🤖 AI Summary
This work proposes OCLADS, a novel framework that integrates online continual learning with communication optimization to address the degradation of anomaly detection models on IoT devices operating in non-stationary environments due to data distribution drift. OCLADS dynamically updates lightweight anomaly detection models through an intelligent, drift-aware sample selection mechanism at the device level and a collaborative drift detection strategy coordinated by edge servers. By adaptively identifying and transmitting only the most informative samples for model adaptation, the framework significantly reduces the frequency of model updates while maintaining high detection accuracy. This approach enhances both the practicality and energy efficiency of resource-constrained IoT devices, enabling sustained performance under evolving environmental conditions without excessive communication overhead.
📝 Abstract
In this work, we present OCLADS, a novel communication framework with continual learning (CL) for Internet of Things (IoT) anomaly detection (AD) when operating in non-stationary environments.

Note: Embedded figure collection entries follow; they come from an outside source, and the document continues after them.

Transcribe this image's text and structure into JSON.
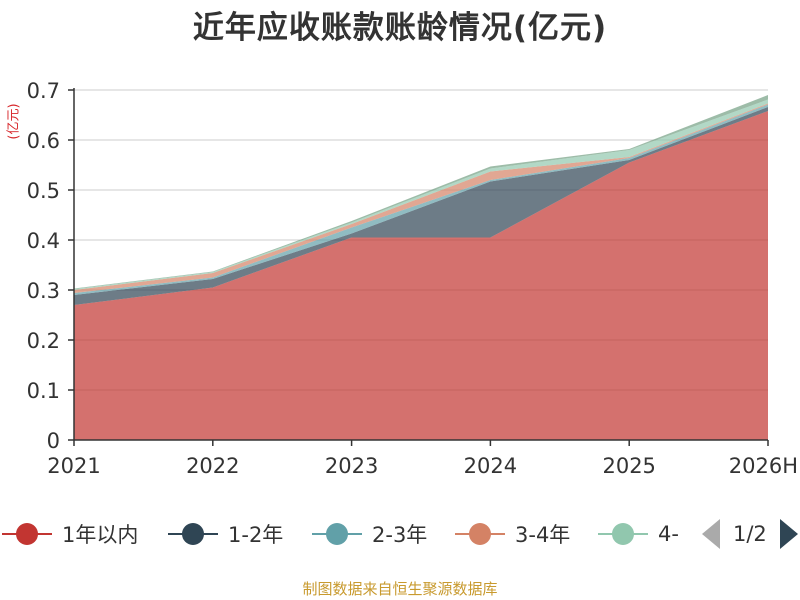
{
  "chart_data": {
    "type": "area",
    "stacked": true,
    "title": "近年应收账款账龄情况(亿元)",
    "ylabel": "(亿元)",
    "xlabel": "",
    "categories": [
      "2021",
      "2022",
      "2023",
      "2024",
      "2025",
      "2026H"
    ],
    "ylim": [
      0,
      0.7
    ],
    "yticks": [
      "0",
      "0.1",
      "0.2",
      "0.3",
      "0.4",
      "0.5",
      "0.6",
      "0.7"
    ],
    "grid": true,
    "series": [
      {
        "name": "1年以内",
        "color": "#c23531",
        "values": [
          0.27,
          0.305,
          0.405,
          0.405,
          0.555,
          0.658
        ]
      },
      {
        "name": "1-2年",
        "color": "#2f4554",
        "values": [
          0.02,
          0.017,
          0.008,
          0.112,
          0.005,
          0.008
        ]
      },
      {
        "name": "2-3年",
        "color": "#61a0a8",
        "values": [
          0.004,
          0.003,
          0.012,
          0.003,
          0.004,
          0.005
        ]
      },
      {
        "name": "3-4年",
        "color": "#d48265",
        "values": [
          0.006,
          0.009,
          0.007,
          0.017,
          0.002,
          0.002
        ]
      },
      {
        "name": "4-",
        "color": "#91c7ae",
        "values": [
          0.002,
          0.002,
          0.003,
          0.006,
          0.014,
          0.008
        ]
      },
      {
        "name": "",
        "color": "#749f83",
        "values": [
          0.001,
          0.001,
          0.003,
          0.004,
          0.002,
          0.009
        ]
      }
    ],
    "legend_placement": "bottom"
  },
  "legend": {
    "page_text": "1/2"
  },
  "footer": {
    "source": "制图数据来自恒生聚源数据库"
  }
}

As the statistical properties of the observed data change with time, the on-device inference model becomes obsolete, which necessitates strategic model updating. OCLADS keeps track of data distribution shifts to timely update the on-device IoT AD model. To do so, OCLADS introduces two mechanisms during the interaction between the resource-constrained IoT device and an edge server (ES): i) an intelligent sample selection mechanism at the device for data transmission, and ii) a distribution-shift detection mechanism at the ES for model updating. Experimental results with TinyML demonstrate that our proposed framework achieves high inference accuracy while realizing a significantly smaller number of model updates compared to the baseline schemes.